Current ranking/pruning is pragmatic:

  • score-first ordering
  • bounded evidence sets
  • budget enforcement that drops lower-scored items first

See ContextPackV2.enforce_budget() in brain/context_packs/schema_v2.py.

Token Budget Philosophy

The repo favors bounded context over dumping the whole corpus into one prompt.

Practical rules:

  • assemble targeted evidence
  • keep provenance visible
  • prune low-value items first
  • prefer durable decisions and salient evidence over raw bulk

Safety / Policy Handling

Context packs can carry:

  • allowed actions
  • policy controls
  • routing hints

They are not just retrieval bundles; they are part of the runtime governance story.

Compiler Diagnostics

ContextPackCompiler emits a governed CompilerOutputEnvelope with four operator-facing diagnostics:

  • manifests.policy_manifest, manifests.evidence_manifest, and manifests.tool_manifest
  • runtime_controls
  • budget_report
  • context_ledger

The tool manifest now keeps capability kind and risk separate. Each surfaced capability can include:

  • capability_class: observe, recall, think_support, verify, or act
  • risk_level: read_safe, read_sensitive, write_reversible, write_external, or write_irreversible
  • approval_mode: read_only, local_write, network, delegated, or destructive

The context_ledger is the replay-oriented summary of one compile. It records the pack, request, policy rules, tool capabilities, evidence IDs, memory block IDs, budget warnings, dropped block IDs, and a context_snapshot_hash.

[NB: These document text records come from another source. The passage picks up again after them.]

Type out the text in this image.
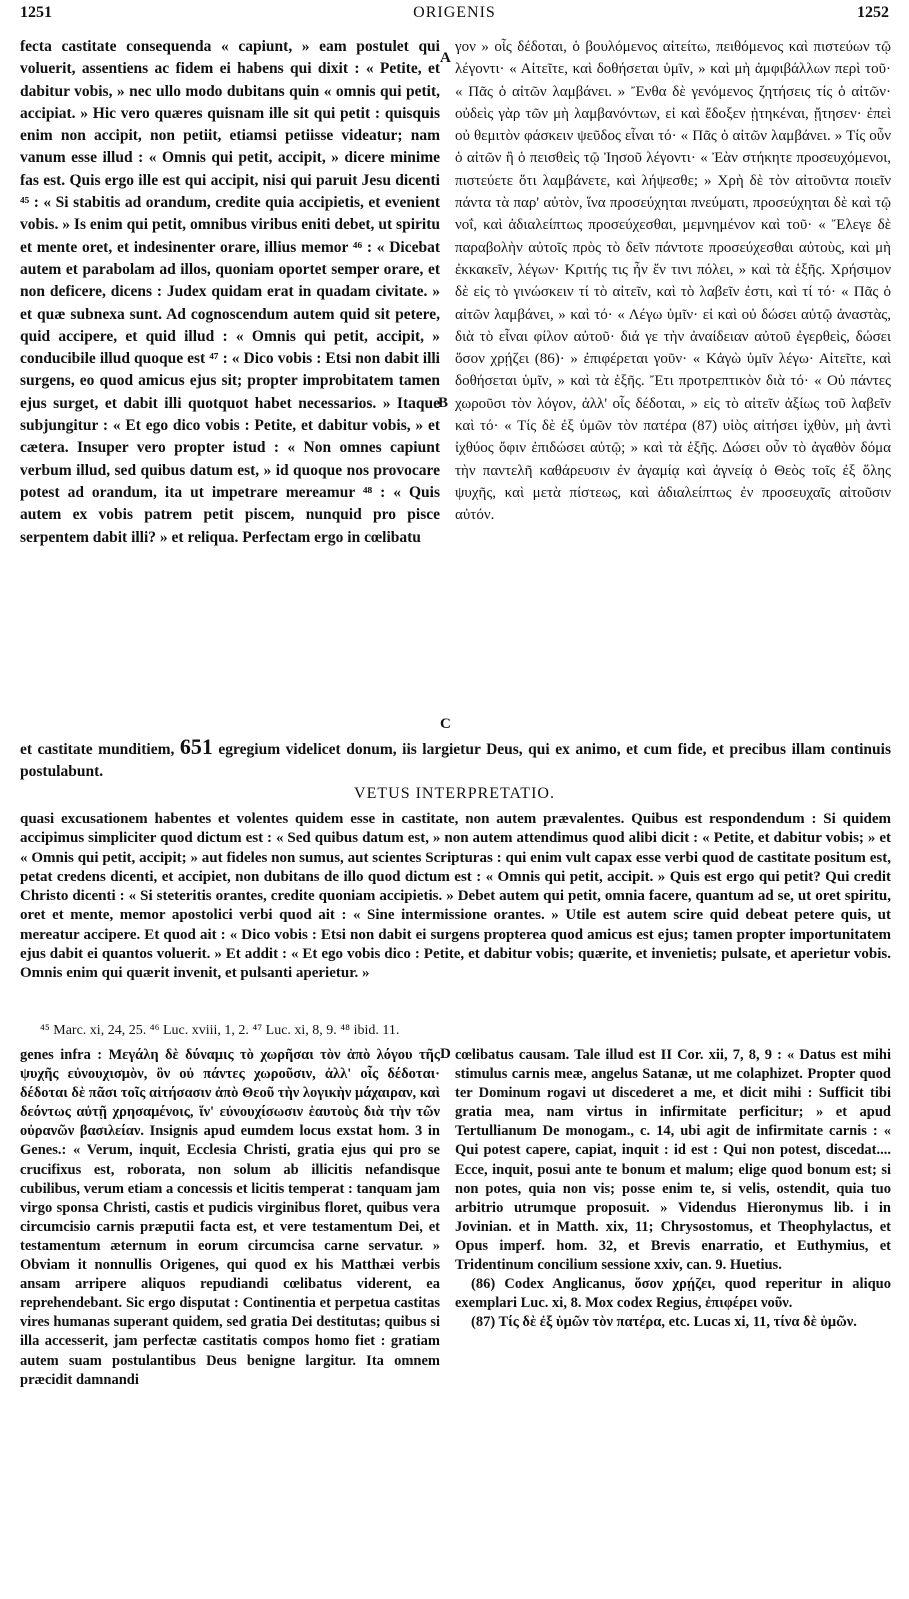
1251	ORIGENIS	1252

fecta castitate consequenda « capiunt, » eam postulet qui voluerit, assentiens ac fidem ei habens qui dixit : « Petite, et dabitur vobis, » nec ullo modo dubitans quin « omnis qui petit, accipiat. » Hic vero quæres quisnam ille sit qui petit : quisquis enim non accipit, non petiit, etiamsi petiisse videatur; nam vanum esse illud : « Omnis qui petit, accipit, » dicere minime fas est. Quis ergo ille est qui accipit, nisi qui paruit Jesu dicenti ⁴⁵ : « Si stabitis ad orandum, credite quia accipietis, et evenient vobis. » Is enim qui petit, omnibus viribus eniti debet, ut spiritu et mente oret, et indesinenter orare, illius memor ⁴⁶ : « Dicebat autem et parabolam ad illos, quoniam oportet semper orare, et non deficere, dicens : Judex quidam erat in quadam civitate. » et quæ subnexa sunt. Ad cognoscendum autem quid sit petere, quid accipere, et quid illud : « Omnis qui petit, accipit, » conducibile illud quoque est ⁴⁷ : « Dico vobis : Etsi non dabit illi surgens, eo quod amicus ejus sit; propter improbitatem tamen ejus surget, et dabit illi quotquot habet necessarios. » Itaque subjungitur : « Et ego dico vobis : Petite, et dabitur vobis, » et cætera. Insuper vero propter istud : « Non omnes capiunt verbum illud, sed quibus datum est, » id quoque nos provocare potest ad orandum, ita ut impetrare mereamur ⁴⁸ : « Quis autem ex vobis patrem petit piscem, nunquid pro pisce serpentem dabit illi? » et reliqua. Perfectam ergo in cœlibatu

A
B
C
D

γον » οἷς δέδοται, ὁ βουλόμενος αἰτείτω, πειθόμενος καὶ πιστεύων τῷ λέγοντι· « Αἰτεῖτε, καὶ δοθήσεται ὑμῖν, » καὶ μὴ ἀμφιβάλλων περὶ τοῦ· « Πᾶς ὁ αἰτῶν λαμβάνει. » Ἔνθα δὲ γενόμενος ζητήσεις τίς ὁ αἰτῶν· οὐδεὶς γὰρ τῶν μὴ λαμβανόντων, εἰ καὶ ἔδοξεν ᾐτηκέναι, ᾔτησεν· ἐπεὶ οὐ θεμιτὸν φάσκειν ψεῦδος εἶναι τό· « Πᾶς ὁ αἰτῶν λαμβάνει. » Τίς οὖν ὁ αἰτῶν ἢ ὁ πεισθεὶς τῷ Ἰησοῦ λέγοντι· « Ἐὰν στήκητε προσευχόμενοι, πιστεύετε ὅτι λαμβάνετε, καὶ λήψεσθε; » Χρὴ δὲ τὸν αἰτοῦντα ποιεῖν πάντα τὰ παρ' αὐτὸν, ἵνα προσεύχηται πνεύματι, προσεύχηται δὲ καὶ τῷ νοΐ, καὶ ἀδιαλείπτως προσεύχεσθαι, μεμνημένον καὶ τοῦ· « Ἔλεγε δὲ παραβολὴν αὐτοῖς πρὸς τὸ δεῖν πάντοτε προσεύχεσθαι αὐτοὺς, καὶ μὴ ἐκκακεῖν, λέγων· Κριτής τις ἦν ἔν τινι πόλει, » καὶ τὰ ἑξῆς. Χρήσιμον δὲ εἰς τὸ γινώσκειν τί τὸ αἰτεῖν, καὶ τὸ λαβεῖν ἐστι, καὶ τί τό· « Πᾶς ὁ αἰτῶν λαμβάνει, » καὶ τό· « Λέγω ὑμῖν· εἰ καὶ οὐ δώσει αὐτῷ ἀναστὰς, διὰ τὸ εἶναι φίλον αὐτοῦ· διά γε τὴν ἀναίδειαν αὐτοῦ ἐγερθεὶς, δώσει ὅσον χρῄζει (86)· » ἐπιφέρεται γοῦν· « Κἀγὼ ὑμῖν λέγω· Αἰτεῖτε, καὶ δοθήσεται ὑμῖν, » καὶ τὰ ἑξῆς. Ἔτι προτρεπτικὸν διὰ τό· « Οὐ πάντες χωροῦσι τὸν λόγον, ἀλλ' οἷς δέδοται, » εἰς τὸ αἰτεῖν ἀξίως τοῦ λαβεῖν καὶ τό· « Τίς δὲ ἐξ ὑμῶν τὸν πατέρα (87) υἱὸς αἰτήσει ἰχθὺν, μὴ ἀντὶ ἰχθύος ὄφιν ἐπιδώσει αὐτῷ; » καὶ τὰ ἑξῆς. Δώσει οὖν τὸ ἀγαθὸν δόμα τὴν παντελῆ καθάρευσιν ἐν ἀγαμίᾳ καὶ ἁγνείᾳ ὁ Θεὸς τοῖς ἐξ ὅλης ψυχῆς, καὶ μετὰ πίστεως, καὶ ἀδιαλείπτως ἐν προσευχαῖς αἰτοῦσιν αὐτόν.

et castitate munditiem, 651 egregium videlicet donum, iis largietur Deus, qui ex animo, et cum fide, et precibus illam continuis postulabunt.
VETUS INTERPRETATIO.
quasi excusationem habentes et volentes quidem esse in castitate, non autem prævalentes. Quibus est respondendum : Si quidem accipimus simpliciter quod dictum est : « Sed quibus datum est, » non autem attendimus quod alibi dicit : « Petite, et dabitur vobis; » et « Omnis qui petit, accipit; » aut fideles non sumus, aut scientes Scripturas : qui enim vult capax esse verbi quod de castitate positum est, petat credens dicenti, et accipiet, non dubitans de illo quod dictum est : « Omnis qui petit, accipit. » Quis est ergo qui petit? Qui credit Christo dicenti : « Si steteritis orantes, credite quoniam accipietis. » Debet autem qui petit, omnia facere, quantum ad se, ut oret spiritu, oret et mente, memor apostolici verbi quod ait : « Sine intermissione orantes. » Utile est autem scire quid debeat petere quis, ut mereatur accipere. Et quod ait : « Dico vobis : Etsi non dabit ei surgens propterea quod amicus est ejus; tamen propter importunitatem ejus dabit ei quantos voluerit. » Et addit : « Et ego vobis dico : Petite, et dabitur vobis; quærite, et invenietis; pulsate, et aperietur vobis. Omnis enim qui quærit invenit, et pulsanti aperietur. »
⁴⁵ Marc. xi, 24, 25. ⁴⁶ Luc. xviii, 1, 2. ⁴⁷ Luc. xi, 8, 9. ⁴⁸ ibid. 11.

genes infra : Μεγάλη δὲ δύναμις τὸ χωρῆσαι τὸν ἀπὸ λόγου τῆς ψυχῆς εὐνουχισμὸν, ὃν οὐ πάντες χωροῦσιν, ἀλλ' οἷς δέδοται· δέδοται δὲ πᾶσι τοῖς αἰτήσασιν ἀπὸ Θεοῦ τὴν λογικὴν μάχαιραν, καὶ δεόντως αὐτῇ χρησαμένοις, ἵν' εὐνουχίσωσιν ἑαυτοὺς διὰ τὴν τῶν οὐρανῶν βασιλείαν. Insignis apud eumdem locus exstat hom. 3 in Genes.: « Verum, inquit, Ecclesia Christi, gratia ejus qui pro se crucifixus est, roborata, non solum ab illicitis nefandisque cubilibus, verum etiam a concessis et licitis temperat : tanquam jam virgo sponsa Christi, castis et pudicis virginibus floret, quibus vera circumcisio carnis præputii facta est, et vere testamentum Dei, et testamentum æternum in eorum circumcisa carne servatur. » Obviam it nonnullis Origenes, qui quod ex his Matthæi verbis ansam arripere aliquos repudiandi cœlibatus viderent, ea reprehendebant. Sic ergo disputat : Continentia et perpetua castitas vires humanas superant quidem, sed gratia Dei destitutas; quibus si illa accesserit, jam perfectæ castitatis compos homo fiet : gratiam autem suam postulantibus Deus benigne largitur. Ita omnem præcidit damnandi

cœlibatus causam. Tale illud est II Cor. xii, 7, 8, 9 : « Datus est mihi stimulus carnis meæ, angelus Satanæ, ut me colaphizet. Propter quod ter Dominum rogavi ut discederet a me, et dicit mihi : Sufficit tibi gratia mea, nam virtus in infirmitate perficitur; » et apud Tertullianum De monogam., c. 14, ubi agit de infirmitate carnis : « Qui potest capere, capiat, inquit : id est : Qui non potest, discedat.... Ecce, inquit, posui ante te bonum et malum; elige quod bonum est; si non potes, quia non vis; posse enim te, si velis, ostendit, quia tuo arbitrio utrumque proposuit. » Videndus Hieronymus lib. i in Jovinian. et in Matth. xix, 11; Chrysostomus, et Theophylactus, et Opus imperf. hom. 32, et Brevis enarratio, et Euthymius, et Tridentinum concilium sessione xxiv, can. 9. Huetius.

(86) Codex Anglicanus, ὅσον χρῄζει, quod reperitur in aliquo exemplari Luc. xi, 8. Mox codex Regius, ἐπιφέρει νοῦν.

(87) Τίς δὲ ἐξ ὑμῶν τὸν πατέρα, etc. Lucas xi, 11, τίνα δὲ ὑμῶν.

This gives downstream replay and diagnostics one stable place to answer:

  • which facts and evidence were selected
  • which tools were exposed and why
  • which policies were active
  • whether context was dropped to fit a budget
  • which immutable context hash should be tied to later decisions

ContextOS Compatibility

SecondBrain keeps ContextPackV2 as the live local runtime shape, then projects it into a ContextOS-compatible ten-layer deployment artifact when a strict contract boundary is needed. The adapter is contextos_pack_from_runtime() in brain/context_packs/contextos_contract.py.

The projected artifact has the required ContextOS layers:

  • contract_meta
  • pack_meta
  • intelligence_refs
  • business_context
  • policy_layer
  • tooling_layer
  • decision_layer
  • memory_layer
  • evaluation_layer
  • tone_and_comms

The projection preserves compiler evidence IDs, tool permissions, approval modes, runtime controls, memory policy defaults, evaluator targets, and a content hash for immutable pack_id@version replay. The generated contract schema is committed as contracts/runtime/contextos-context-pack.v2.schema.json.

Update Lifecycle

Typical lifecycle:

  1. ingest or promote source material
  2. retrieve and rank relevant items
  3. assemble the pack for a specific task
  4. execute the turn or workflow
  5. write traces, decisions, and memory updates back to local state

Context packs are the bounded input assembled for a turn. Long-running agentic runs also persist AgentContextChannels on AgenticRunRecord: a structured journal, credibility-scored review, and consolidated timeline. Those channels are runtime continuity state, not replacement retrieval evidence; future background-session resume paths can use them without replaying raw message history.